On the 3rd of October 2016, Dr. Yoshinori Ohsumi was rewarded the Nobel Prize in Physiology or Medicine for ‘discoveries of the mechanisms for autophagy.’ Ohsumi’s research is done in simple organisms like baker’s yeast but the autophagy-related pathways have been found to be similar to autophagy in mammals as well.
Part of the reason why intermittent fasting is such a powerful thing for longevity has to do with how it primes the body to heal itself from within. This chapter will delve deeper into the mechanisms and benefits of autophagy.
What Is Autophagy
Autophagy or autophagocytosis in fancy science language translates from the Ancient Greek word autóphagos which means self-digestion or ‘eating of self’.
Autophagy is a metabolic process during which cells disassemble and remove their dysfunctional components. You’re basically recycling cellular debris and taking out the trash.
Initially, it was thought that autophagy was a hormonal response to starvation, but recent research has shown autophagy to have several other roles in biology.
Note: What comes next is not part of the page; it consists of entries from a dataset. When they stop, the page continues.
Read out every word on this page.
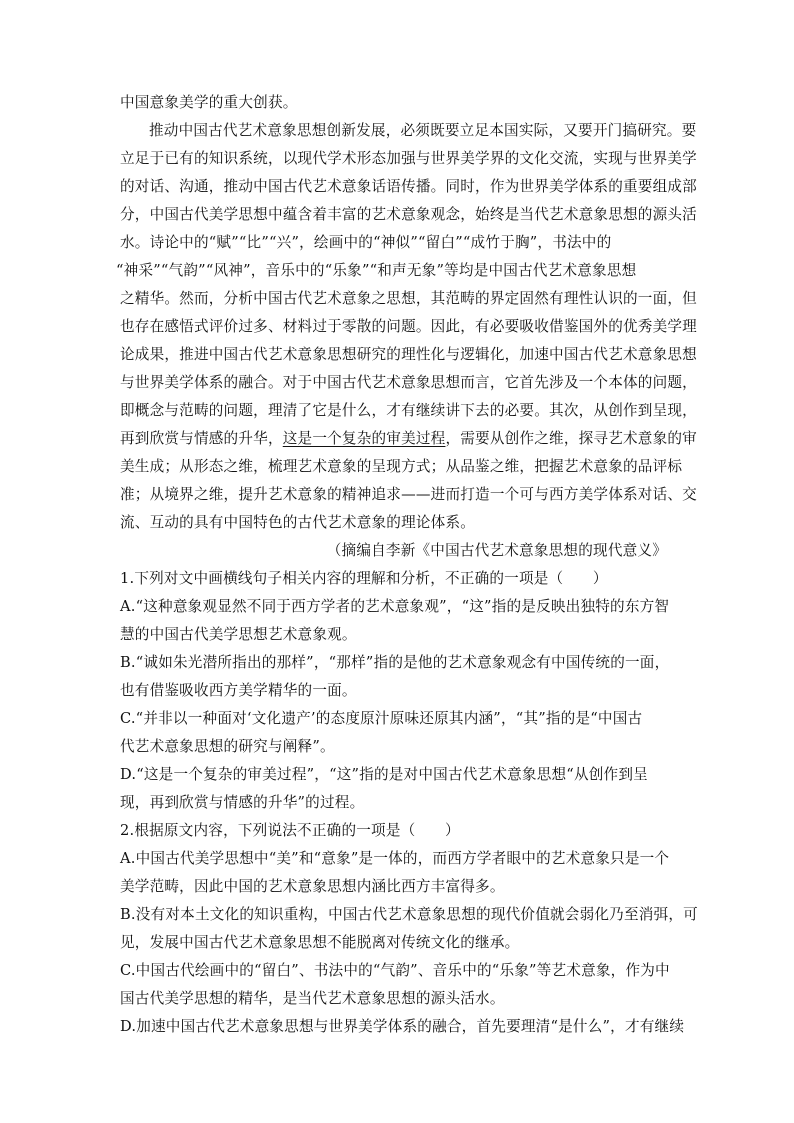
中国意象美学的重大创获。
推动中国古代艺术意象思想创新发展，必须既要立足本国实际，又要开门搞研究。要
立足于已有的知识系统，以现代学术形态加强与世界美学界的文化交流，实现与世界美学
的对话、沟通，推动中国古代艺术意象话语传播。同时，作为世界美学体系的重要组成部
分，中国古代美学思想中蕴含着丰富的艺术意象观念，始终是当代艺术意象思想的源头活
水。诗论中的“赋”“比”“兴”，绘画中的“神似”“留白”“成竹于胸”，书法中的
“神采”“气韵”“风神”，音乐中的“乐象”“和声无象”等均是中国古代艺术意象思想
之精华。然而，分析中国古代艺术意象之思想，其范畴的界定固然有理性认识的一面，但
也存在感悟式评价过多、材料过于零散的问题。因此，有必要吸收借鉴国外的优秀美学理
论成果，推进中国古代艺术意象思想研究的理性化与逻辑化，加速中国古代艺术意象思想
与世界美学体系的融合。对于中国古代艺术意象思想而言，它首先涉及一个本体的问题，
即概念与范畴的问题，理清了它是什么，才有继续讲下去的必要。其次，从创作到呈现，
再到欣赏与情感的升华，这是一个复杂的审美过程，需要从创作之维，探寻艺术意象的审
美生成；从形态之维，梳理艺术意象的呈现方式；从品鉴之维，把握艺术意象的品评标
准；从境界之维，提升艺术意象的精神追求——进而打造一个可与西方美学体系对话、交
流、互动的具有中国特色的古代艺术意象的理论体系。
（摘编自李新《中国古代艺术意象思想的现代意义》
1.下列对文中画横线句子相关内容的理解和分析，不正确的一项是（　　）
A.“这种意象观显然不同于西方学者的艺术意象观”，“这”指的是反映出独特的东方智
慧的中国古代美学思想艺术意象观。
B.“诚如朱光潜所指出的那样”，“那样”指的是他的艺术意象观念有中国传统的一面，
也有借鉴吸收西方美学精华的一面。
C.“并非以一种面对‘文化遗产’的态度原汁原味还原其内涵”，“其”指的是“中国古
代艺术意象思想的研究与阐释”。
D.“这是一个复杂的审美过程”，“这”指的是对中国古代艺术意象思想“从创作到呈
现，再到欣赏与情感的升华”的过程。
2.根据原文内容，下列说法不正确的一项是（　　）
A.中国古代美学思想中“美”和“意象”是一体的，而西方学者眼中的艺术意象只是一个
美学范畴，因此中国的艺术意象思想内涵比西方丰富得多。
B.没有对本土文化的知识重构，中国古代艺术意象思想的现代价值就会弱化乃至消弭，可
见，发展中国古代艺术意象思想不能脱离对传统文化的继承。
C.中国古代绘画中的“留白”、书法中的“气韵”、音乐中的“乐象”等艺术意象，作为中
国古代美学思想的精华，是当代艺术意象思想的源头活水。
D.加速中国古代艺术意象思想与世界美学体系的融合，首先要理清“是什么”，才有继续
There are many benefits to autophagy, such as reduced inflammation, improved immunity, prevention of genotoxic stress, anti-aging, suppression of cancerous tumor cells, and elimination of pathogens.
Compromised autophagy pathways will lower the body’s ability to eliminate and heal the organism from inflammation, accumulation of toxins, and parasitic infections. Inability to cause autophagy makes rats fatter, less active, have higher cholesterol and impaired brain function[210].
The word ‘autophagy’ was coined at the Ciba Foundation Symposium on Lysosomes in London 1963. There, one of the scientists, Christian de Duve, who is a 1974 Nobel Prize Laureate and the discoverer of the lysosome, proposed the term autophagy to illustrate how lysosomes self-eat themselves[211]. That process is called macroautophagy but there are several types of autophagy that basically describe the same thing.